小虎调整了一下自己的情绪,长出了一口气后,语气郑重的说道:“好,叶哥您说。”
“大虎是你哥,也是我们的兄弟。事情发生了,我们的心情是一样的。但我希望你能明白,人活着不能永远都在回忆过去。仇要报,日子也要过,你哥死之前还想着把袁承的消息透给我们,就是因为希望你好好的。我们也都希望你能够好好的,明白吗?”
这段话其实在大虎刚出事那会儿,曾锐就准备说给小虎听的,但一直也没有合适的机会,这才憋到了今天。
要按照小虎目前的精神状态发展下去,那出事儿只是早晚的事!
逝去的兄弟确实应该缅怀,但经历过无人管辖区那生与死的考验后,曾锐要比其他人更清楚,人应该活在当下。
死不可怕,但人活一世,千万不要让任何人的死没有价值。
小虎听完了曾锐的话,浑身一抖道:“我明白了!”
“明白了就去吧!平常办事儿我都给你配搭档,但这件事儿我希望你一个人也能办好。当然,有任何需要尽管开口,在这件事儿上光年给予你全部的支持!不管是哪路魑魅魍魉的拦路小鬼,一律就地干倒!”曾锐铿锵有力的说道。
“好!”
这一次小虎离去时,挺起了胸膛迈着大步从容不迫。
望着小虎的背影,曾锐露出了微笑,小声说道:“希望你真能够把这件事儿给做好,早日走出阴影来才是啊!”
…
出了门的小虎,开着那台顶配霸道就奔着南云分区驶去。
小虎作为光年二代的头马,也算是掌握了光年几位老大哥手上大部分的社会资源,清楚在什么地方办事儿,就得拜那里的菩萨。
只要找对了人才能做到事半功倍的效果,这一点小虎已经了解的十分深刻了,人还没到南云分区,他就已经提前拨打了“账王”曹树根的电话。
毕竟要论起来南云分区谁的关系和光年最好,那首屈一指的就是在南云分区有头有脸的账王了。
曹树根一听是小虎有事儿要过来办,答应的相当痛快,并表示自己就在南云分区上月塘街道上,自己的店子树根钱庄里静候他的到来。
之前城北郊的工地本来就有大半隶属南云分区,在工地上跑前跑后的小虎对南云也还算熟悉,曹树根的钱庄他也没少去,压根都不用导航,踩着油门就赶了过去。
南云分区算是城北几个分区里头最落后的,往之前退二十年百分之八十的地儿都是大农村。
得亏了城北郊搞改造,才带动了一批商机,把南云分区的经济搞活了一点儿。

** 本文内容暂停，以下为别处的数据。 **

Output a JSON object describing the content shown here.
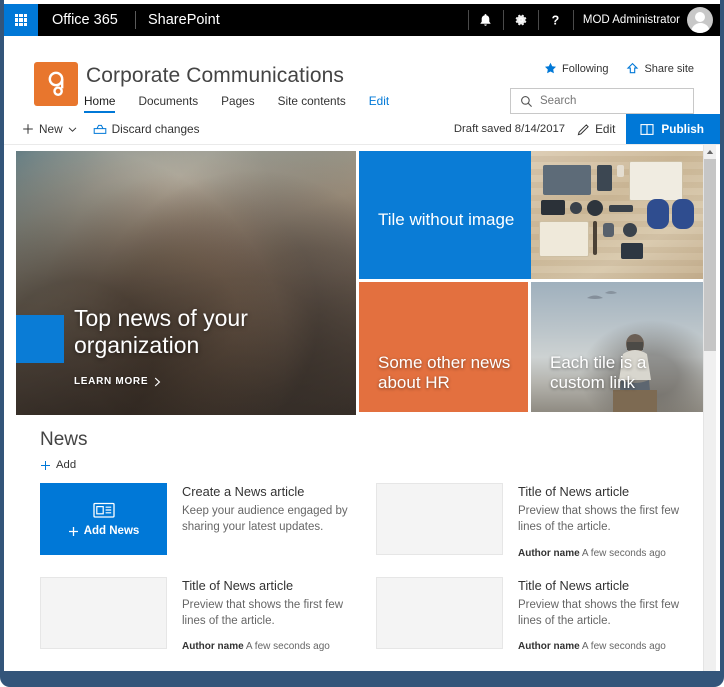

要不然,你多到南云分区转转,八成能感受到八十年代末那股子城乡结合部的味道…
南云分区,上月塘街道绝对算得上整个分区里最为繁华的地段之一了。
分区内最为豪华的酒店和购物广场都坐落在这条街道上,要搁从前你在南云,也就在这条街上还感受到一点现代化的气息了。
而树根钱庄正好开在上月塘街道的正中心。
能在上月塘街道占据两个大门面的,那都是在南云这片儿有大能耐的人物,树根钱庄的老板曹树根明显也在此类。
小虎将霸道车停在钱庄门口,望着装修的十分豪华气派的钱庄大门,再配上匾幅上树根钱庄这四个鎏金大字,忍不住笑了笑,心道:在路上跑的还真是没人能够免俗呀!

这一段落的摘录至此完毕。